The HMS Prince George, stranded off the North Holland coast in 1921, reappears on the beach of Camperduin

The sea takes and the sea sometimes gives back. The British battleship HMS Prince George, which beached near Camperduin in North Holland in 1921 and has since disappeared under the sand, is now emerging again.

“Something has washed up on the beach of Camperduin, and if we could just drive there and clean it up,” Marco Snijders, assistant beach explorer in Egmond, was told. he told news site NH Nieuws. But the enormous pieces of rusting iron that stuck out of the sand there had not washed up but had been there for more than a century.

It was her very last trip. Even a warship named after the man who would come to the British throne as George V in 1910 remains a ‘she’. After serving the Royal Navy for 25 years, in war and peace, and in more and less glorious roles, she was withdrawn from service in 1920 for scrapping.

The British wrecker sold her to a scrapyard in Germany in 1921. On the way there, towed by a tugboat, she ran aground near Camperduin in a storm on December 28, 1921. That was the southernmost point of the Hondsbossche Zeewering, which, despite the triple dike, was still one of the weakest links in the coastal defense. After the stranded ship had been stripped of everything valuable and movable, it was decided to leave her there to serve as a breakwater.

Coastal reinforcement

Until 2014, remains could still be seen, until they disappeared under the sand during the major coastal reinforcement operation by Rijkswaterstaat and the construction of a new dune area. The only sign that the Prince George was there was a dotted circle on the nautical chart near the beach, and the letters ‘Wk’, the international symbol for ‘wreck’.

Recently, a lot of sand has been washed away along the coast by storms. According to assistant beach explorer Snijders, the pieces of iron now pose a danger. For tourists, but also for the military police who sometimes drive there at night to see if drugs have washed up, but who do not know the beach well. According to Snijders, it is better to salvage the wreck in its entirety now.

Remains of the shipwreck in a 2014 photo, which subsequently disappeared under the sand during a major coastal reinforcement operation
Photo Olaf Kraak

The Prince George, with a length of 128 meterswas launched in 1895. The ship was powered by two steam engines, fueled by coal, and had two batteries of double-barreled cannons as main armament – ​​never call naval guns ‘cannon’nen‘ – with a caliber of 12 inches (over 30 centimeters). Before and during the First World War, the ship was part of various British fleets for escort duties in the Channel, the Atlantic Ocean and the Mediterranean.

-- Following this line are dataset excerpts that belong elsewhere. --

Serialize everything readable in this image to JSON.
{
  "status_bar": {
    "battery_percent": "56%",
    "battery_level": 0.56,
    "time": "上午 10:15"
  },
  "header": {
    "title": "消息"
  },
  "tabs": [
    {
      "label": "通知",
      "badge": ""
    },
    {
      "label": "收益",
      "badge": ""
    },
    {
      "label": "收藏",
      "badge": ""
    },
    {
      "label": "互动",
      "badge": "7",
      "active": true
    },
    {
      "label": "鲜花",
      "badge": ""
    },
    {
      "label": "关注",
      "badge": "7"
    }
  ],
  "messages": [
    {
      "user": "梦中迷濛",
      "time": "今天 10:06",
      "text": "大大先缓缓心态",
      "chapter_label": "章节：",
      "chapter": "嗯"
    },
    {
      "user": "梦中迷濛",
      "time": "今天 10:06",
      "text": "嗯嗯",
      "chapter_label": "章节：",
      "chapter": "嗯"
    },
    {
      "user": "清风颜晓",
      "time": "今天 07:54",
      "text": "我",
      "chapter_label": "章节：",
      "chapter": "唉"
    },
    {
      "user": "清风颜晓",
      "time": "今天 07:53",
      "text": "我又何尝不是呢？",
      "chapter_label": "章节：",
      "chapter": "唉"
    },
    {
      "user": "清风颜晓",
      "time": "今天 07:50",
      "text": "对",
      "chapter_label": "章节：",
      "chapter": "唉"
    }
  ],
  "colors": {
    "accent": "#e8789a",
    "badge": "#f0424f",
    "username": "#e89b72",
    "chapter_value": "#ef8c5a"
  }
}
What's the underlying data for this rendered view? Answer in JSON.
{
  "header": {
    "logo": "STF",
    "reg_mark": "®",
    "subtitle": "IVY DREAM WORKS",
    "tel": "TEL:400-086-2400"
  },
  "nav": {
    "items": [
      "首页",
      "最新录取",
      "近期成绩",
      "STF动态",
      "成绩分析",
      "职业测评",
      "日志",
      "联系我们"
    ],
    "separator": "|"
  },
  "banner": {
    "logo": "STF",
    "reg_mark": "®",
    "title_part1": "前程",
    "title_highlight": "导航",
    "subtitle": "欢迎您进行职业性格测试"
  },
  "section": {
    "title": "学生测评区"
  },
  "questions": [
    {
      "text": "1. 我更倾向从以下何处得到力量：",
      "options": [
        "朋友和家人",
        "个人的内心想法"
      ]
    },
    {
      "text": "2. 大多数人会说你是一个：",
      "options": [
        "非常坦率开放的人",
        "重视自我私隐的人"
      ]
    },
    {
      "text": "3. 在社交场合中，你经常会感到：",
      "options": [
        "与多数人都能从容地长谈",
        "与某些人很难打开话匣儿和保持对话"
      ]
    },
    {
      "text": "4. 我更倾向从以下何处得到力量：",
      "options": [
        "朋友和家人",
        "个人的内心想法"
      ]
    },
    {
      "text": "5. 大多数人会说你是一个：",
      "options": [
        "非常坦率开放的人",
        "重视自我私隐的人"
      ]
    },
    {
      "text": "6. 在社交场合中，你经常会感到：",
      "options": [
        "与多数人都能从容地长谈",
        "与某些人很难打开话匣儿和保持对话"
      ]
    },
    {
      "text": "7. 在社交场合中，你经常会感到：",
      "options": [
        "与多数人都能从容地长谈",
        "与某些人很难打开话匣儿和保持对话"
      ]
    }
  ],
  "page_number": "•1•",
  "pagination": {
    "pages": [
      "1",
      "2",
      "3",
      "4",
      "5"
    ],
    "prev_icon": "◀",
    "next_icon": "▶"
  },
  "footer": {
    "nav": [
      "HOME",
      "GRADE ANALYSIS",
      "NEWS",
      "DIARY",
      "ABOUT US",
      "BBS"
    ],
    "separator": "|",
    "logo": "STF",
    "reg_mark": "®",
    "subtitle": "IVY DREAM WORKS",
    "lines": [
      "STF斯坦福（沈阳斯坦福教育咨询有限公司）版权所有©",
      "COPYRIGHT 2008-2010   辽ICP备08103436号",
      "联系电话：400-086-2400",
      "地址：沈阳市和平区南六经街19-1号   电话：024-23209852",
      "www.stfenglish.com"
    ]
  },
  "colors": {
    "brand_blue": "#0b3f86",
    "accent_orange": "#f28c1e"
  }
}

During an interim modernization in 1909, the ship was equipped with radio. Even during the war, ships like the Prince George proved to be outdated and then her days were numbered. In her old age she functioned in various places as a ‘depot ship’, a floating warehouse.

She was lucky a few times. In May 1916, during a bombardment of Turkish forts, she was hit by a Turkish shell below the waterline and had to be repaired in Malta. She was then hit by a torpedo, which did not explode. But in 1921 her luck ran out.